Open nothingmuch opened 5 hours ago

nothingmuch commented 5 hours ago

In order to encode smaller QR codes, the following changes could be made to the BIP 21 URI and the nested pj URI. All of these ideas are breaking changes and increase spec & implementation complexity.

  1. Encode bit vomit in a format amenable to alphanumeric encoding mode of QR codes. Base45 (RFC 9285) is information theoretically optimal considered in isolation, but would preclude the next optimization, due to lack of reserved delimiter characters. and the space character potentially requiring %-escaping (note that % is included). The bech32 alphabet could be used, but I would suggest against bech32's error correction as that would negate some of the benefit and would serve no purpose for something like the ohttp parameters. Base32 is standardized, and base36 semi-standardized. Afaik no base42 standardization exists, but in principle to avoid space and reserve two delimiter characters, this would provide the most efficient encoding of the fragment. At 5.5 bits per character, with each character encoding 5 bits in e.g. base32, the overhead is 10%, whereas with 8 bits per byte, and each byte encoding 6 bits in base64, the overhead is 25%. The mode overhead of 13+16=29 bits (alphanumeric and back to bytes) is ~8% overhead for 45 bytes of base64 encoding 256 bits of entropy, so the potential savings is at least 5% per 256 bit chunk of bit vomit (pardon the mixed metaphor ;-), but could be closer to 15% if mode switching overhead is paid only once for all of the fragment encoded data covering both the receiver key and the ohttp config.
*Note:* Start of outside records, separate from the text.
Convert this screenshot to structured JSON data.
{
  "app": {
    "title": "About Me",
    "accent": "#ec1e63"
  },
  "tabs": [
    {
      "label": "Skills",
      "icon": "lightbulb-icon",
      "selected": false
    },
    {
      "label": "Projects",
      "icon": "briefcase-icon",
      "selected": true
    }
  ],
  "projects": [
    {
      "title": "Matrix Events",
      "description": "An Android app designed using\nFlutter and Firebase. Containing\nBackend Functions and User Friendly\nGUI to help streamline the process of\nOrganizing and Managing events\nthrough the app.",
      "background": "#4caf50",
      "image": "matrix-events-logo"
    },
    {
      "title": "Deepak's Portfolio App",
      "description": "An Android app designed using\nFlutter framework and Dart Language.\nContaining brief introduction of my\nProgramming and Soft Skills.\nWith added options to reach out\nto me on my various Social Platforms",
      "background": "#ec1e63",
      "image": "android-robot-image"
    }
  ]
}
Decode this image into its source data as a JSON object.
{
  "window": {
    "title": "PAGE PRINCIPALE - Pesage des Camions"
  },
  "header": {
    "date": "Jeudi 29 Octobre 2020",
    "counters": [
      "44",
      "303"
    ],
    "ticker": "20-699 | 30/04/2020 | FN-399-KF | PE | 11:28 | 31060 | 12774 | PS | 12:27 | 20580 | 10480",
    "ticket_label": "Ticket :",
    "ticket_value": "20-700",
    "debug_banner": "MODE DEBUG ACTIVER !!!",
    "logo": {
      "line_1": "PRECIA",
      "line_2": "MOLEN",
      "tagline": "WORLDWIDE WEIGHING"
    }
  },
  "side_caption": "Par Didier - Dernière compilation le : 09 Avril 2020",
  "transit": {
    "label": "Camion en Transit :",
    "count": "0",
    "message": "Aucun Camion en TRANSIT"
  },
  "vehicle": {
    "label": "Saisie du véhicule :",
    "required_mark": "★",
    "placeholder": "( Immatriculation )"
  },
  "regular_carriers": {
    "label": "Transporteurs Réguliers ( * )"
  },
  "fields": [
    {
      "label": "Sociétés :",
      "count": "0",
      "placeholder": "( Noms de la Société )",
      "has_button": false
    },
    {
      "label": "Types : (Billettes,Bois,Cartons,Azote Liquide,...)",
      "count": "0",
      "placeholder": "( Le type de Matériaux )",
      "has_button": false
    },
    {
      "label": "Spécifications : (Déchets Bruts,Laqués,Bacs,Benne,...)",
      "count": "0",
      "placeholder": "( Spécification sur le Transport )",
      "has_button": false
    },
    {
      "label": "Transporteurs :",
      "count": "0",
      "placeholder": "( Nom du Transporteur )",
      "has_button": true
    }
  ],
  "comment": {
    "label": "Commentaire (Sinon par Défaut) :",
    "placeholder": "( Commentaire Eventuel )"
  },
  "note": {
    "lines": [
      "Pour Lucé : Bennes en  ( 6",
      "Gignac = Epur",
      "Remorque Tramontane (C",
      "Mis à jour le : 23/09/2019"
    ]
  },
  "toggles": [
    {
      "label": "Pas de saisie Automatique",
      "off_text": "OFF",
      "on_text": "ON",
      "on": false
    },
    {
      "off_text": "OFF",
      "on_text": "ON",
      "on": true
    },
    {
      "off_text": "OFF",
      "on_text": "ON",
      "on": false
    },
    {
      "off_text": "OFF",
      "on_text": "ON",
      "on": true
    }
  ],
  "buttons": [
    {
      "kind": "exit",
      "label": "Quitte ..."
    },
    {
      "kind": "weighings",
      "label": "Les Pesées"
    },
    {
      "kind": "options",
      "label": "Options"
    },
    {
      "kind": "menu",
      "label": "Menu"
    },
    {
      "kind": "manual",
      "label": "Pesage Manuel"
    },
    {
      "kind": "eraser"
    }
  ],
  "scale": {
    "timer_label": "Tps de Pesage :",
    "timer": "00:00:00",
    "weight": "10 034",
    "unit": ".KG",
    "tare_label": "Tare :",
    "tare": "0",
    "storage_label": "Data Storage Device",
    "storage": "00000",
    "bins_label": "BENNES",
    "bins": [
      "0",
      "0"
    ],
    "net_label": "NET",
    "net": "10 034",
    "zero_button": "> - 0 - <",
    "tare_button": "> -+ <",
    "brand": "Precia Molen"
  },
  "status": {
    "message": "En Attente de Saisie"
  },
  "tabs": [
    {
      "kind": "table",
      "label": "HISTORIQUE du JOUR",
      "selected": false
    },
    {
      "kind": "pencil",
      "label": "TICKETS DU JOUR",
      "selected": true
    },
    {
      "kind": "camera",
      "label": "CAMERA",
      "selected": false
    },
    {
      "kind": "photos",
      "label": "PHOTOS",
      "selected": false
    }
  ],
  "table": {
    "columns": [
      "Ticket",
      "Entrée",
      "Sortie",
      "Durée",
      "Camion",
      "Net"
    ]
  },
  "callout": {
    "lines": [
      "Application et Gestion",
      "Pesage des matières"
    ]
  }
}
  2. Instead of encoding the fragment parameters in the same format as query parameters, with & and = as delimiters, use delimiters from the alphanumeric encoding mode character set. : seems like an intuitive substitude for =, and + could be an intuitive one for &. These can be encoded without requiring URI escaping at the BIP 21 level, saving 2 characters per byte (% encoding is itself encodable as QR alphanumeric so this is not strictly needed for eliminating the need for switching back and forth between byte and alphanumeric modes for each fragment parameter, so in either case the entire fragment can be encoded in a single alphanumeric run, but % encoding is almost as expensive as 2 mode switches, requiring 16.5 bits in alphanumeric mode as opposed to 29 bits for bytes+alnum mode switch). This would also require uppercasing the parameter names encoded in the fragment as well. A minor benefit could be obtained by also encoding the exp field as alphanumeric in this case.

  3. Matt Corrallo brought up the possibility of encoding a 128 bit symmetric encryption key in the fragment, omitting the OHTTP config and receiver public key from the BIP 21 URI, instead relying on the shared secret to derive a subdirectory ID from which these data can be retrieved. This complicates key consistency and adds a round trip but potentially reduces the bit vomit entropy by ~75%. With additional interactivity the BIP 21 entropy could be reduced even further using a PAKE.

nothingmuch commented 4 hours ago

For those following by email, note that I edited the original issue text for correctness and clarity, the most important correction was in regards to mode switching and its interaction with % escaping (% is in the alphanumeric set so as long as the rest of the data is alphanumeric that does not require switching modes, which item 2 previously implied).